Here you can see that the JasperReportsHtmlView is configured with an exporter parameter for net.sf.jasperreports.engine.export.JRHtmlExporterParameter.HTML_FOOTER which will output a footer in the resulting HTML.

17.8 Feed Views

Both AbstractAtomFeedView and AbstractRssFeedView inherit from the base class AbstractFeedView and are used to provide Atom and RSS Feed views respectfully. They are based on java.net's ROME project and are located in the package org.springframework.web.servlet.view.feed.

AbstractAtomFeedView requires you to implement the buildFeedEntries() method and optionally override the buildFeedMetadata() method (the default implementation is empty), as shown below.

public class SampleContentAtomView extends AbstractAtomFeedView {

  @Override
  protected void buildFeedMetadata(Map<String, Object> model, Feed feed,
      HttpServletRequest request) {
    // implementation omitted
  }

  @Override
  protected List<Entry> buildFeedEntries(Map<String, Object> model,
      HttpServletRequest request, HttpServletResponse response)
      throws Exception {

    // implementation omitted
  }
}

Similar requirements apply for implementing AbstractRssFeedView, as shown below.

public class SampleContentAtomView extends AbstractRssFeedView {

  @Override
  protected void buildFeedMetadata(Map<String, Object> model, Channel feed,
                                   HttpServletRequest request) {
    // implementation omitted
  }

  @Override
  protected List<Item> buildFeedItems(Map<String, Object> model,
      HttpServletRequest request, HttpServletResponse response)
      throws Exception {
    // implementation omitted
  }

}

The buildFeedItems() and buildFeedEntires() methods pass in the HTTP request in case you need to access the Locale. The HTTP response is passed in only for the setting of cookies or other HTTP headers. The feed will automatically be written to the response object after the method returns.
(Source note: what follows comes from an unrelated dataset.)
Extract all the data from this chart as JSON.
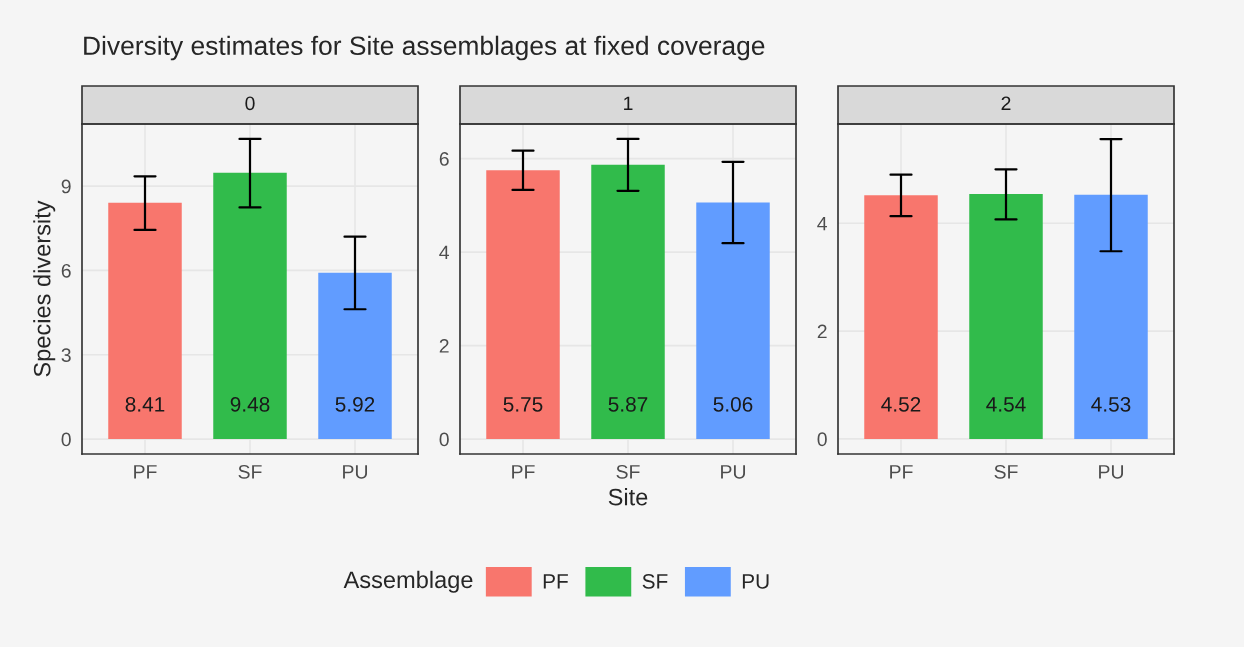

For an example of creating an Atom view please refer to Alef Arendsen's SpringSource Team Blog entry.

17.9 XML Marshalling View

The MarhsallingView uses an XML Marshaller defined in the org.springframework.oxm package to render the response content as XML. The object to be marshalled can be set explicitly using MarhsallingView's modelKey bean property. Alternatively, the view will iterate over all model properties and marshal only those types that are supported by the Marshaller. For more information on the functionality in the org.springframework.oxm package refer to the chapter Marshalling XML using O/X Mappers.

17.10 JSON Mapping View

The MappingJacksonJsonView uses the Jackson library's ObjectMapper to render the response content as JSON. By default, the entire contents of the model map (with the exception of framework-specific classes) will be encoded as JSON. For cases where the contents of the map need to be filtered, users may specify a specific set of model attributes to encode via the RenderedAttributes property. The extractValueFromSingleKeyModel property may also be used to have the value in single-key models extracted and serialized directly rather than as a map of model attributes.

JSON mapping can be customized as needed through the use of Jackson's provided annotations. When further control is needed, a custom ObjectMapper can be injected through the ObjectMapper property for cases where custom JSON serializers/deserializers need to be provided for specific types.